GSA Annual Meeting in Phoenix, Arizona, USA - 2019

Paper No. 301-12
Presentation Time: 4:50 PM


HAAS, Don1, ROSS, Robert M.1 and WHITE, Lisa D.2, (1)Paleontological Research Institution, 1259 Trumansburg Road, Ithaca, NY 14850, (2)Museum of Paleontology, University of California, Berkeley, Berkeley, CA 94720

VFEs date to the dawn of humanity. Stories, carvings, and cave paintings took people to places they had not actually been. For millennia maps have offered models of places near and far. The Internet, virtual globes, immersive panoramas and innovations in 3D scanning and printing have made stunning changes to what can be reproduced at low cost and in high resolution.

The authors have engaged in VFE development for more than a decade.
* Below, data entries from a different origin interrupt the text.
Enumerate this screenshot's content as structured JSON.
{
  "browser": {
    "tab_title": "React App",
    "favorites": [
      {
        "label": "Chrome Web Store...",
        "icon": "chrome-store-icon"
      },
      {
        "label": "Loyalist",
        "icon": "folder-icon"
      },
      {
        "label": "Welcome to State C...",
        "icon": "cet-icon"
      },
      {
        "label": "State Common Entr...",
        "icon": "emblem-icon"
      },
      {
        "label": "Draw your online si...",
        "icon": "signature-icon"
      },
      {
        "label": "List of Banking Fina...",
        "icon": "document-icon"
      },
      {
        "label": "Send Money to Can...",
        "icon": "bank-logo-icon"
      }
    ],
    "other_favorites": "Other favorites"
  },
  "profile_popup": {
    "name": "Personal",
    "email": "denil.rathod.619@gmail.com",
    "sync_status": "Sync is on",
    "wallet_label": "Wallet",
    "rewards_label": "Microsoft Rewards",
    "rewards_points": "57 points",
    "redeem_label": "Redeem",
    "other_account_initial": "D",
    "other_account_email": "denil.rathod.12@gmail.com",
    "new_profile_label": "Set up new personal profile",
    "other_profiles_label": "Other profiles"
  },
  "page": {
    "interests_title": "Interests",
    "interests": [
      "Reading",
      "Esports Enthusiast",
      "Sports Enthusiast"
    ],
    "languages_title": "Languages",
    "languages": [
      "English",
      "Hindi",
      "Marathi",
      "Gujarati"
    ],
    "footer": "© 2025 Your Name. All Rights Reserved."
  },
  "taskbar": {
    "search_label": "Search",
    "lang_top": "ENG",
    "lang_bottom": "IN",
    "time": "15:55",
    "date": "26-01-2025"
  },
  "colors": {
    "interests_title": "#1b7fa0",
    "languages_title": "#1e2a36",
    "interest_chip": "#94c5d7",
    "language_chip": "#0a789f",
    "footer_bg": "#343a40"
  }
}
This includes two currently NSF-funded projects: the Eastern Pacific Invertebrate Communities of the Cenozoic (EPICC) Project; and the Critical Zone Observatory Network. The discussion will highlight advances in media that are relevant to VFE creation and use; explore pedagogical advantages that can come from these advances; raise questions as to whether or not VFE use improves learner outcomes; and suggest characteristics of design that may be useful in the development of a VFE taxonomy. It will also reflect a research-informed bias that one the best things that VFEs do is catalyze actual fieldwork.

Much of the structure of schooling is poorly aligned with what research indicates about how people learn. Does the use of virtual fieldwork more closely align with understandings of how people learn than traditional approaches? What makes one VFE more effective than another? There are several VFE characteristics, both pedagogical and technological, that vary as a product of design, use or both.

  1. Directedness: Does the user have autonomy in what and how to explore or is the VFE highly directed?
  2. Immersiveness: How deep a sense of place is given by the VFE?
  3. Resolution/Scale: At what scales can the site be investigated?
  4. Interdisciplinarity & Systems: Field sites are shaped by the interplay of rock, water, soil, air and life - with humans often having profound effects. Does the VFE invite exploration from a systems perspective?
  5. Technological adeptness: What technological skills and knowledge are needed for users and creators?
  6. Transferability: Can what is learned from exploring a VFE be transferred and applied to investigating other real and virtual sites?

What important attributes are missing from this list? How do VFE components relate to what we understand about how people learn? In what ways can features, both individually and collectively, be optimized to enhance learning particular topics and skills?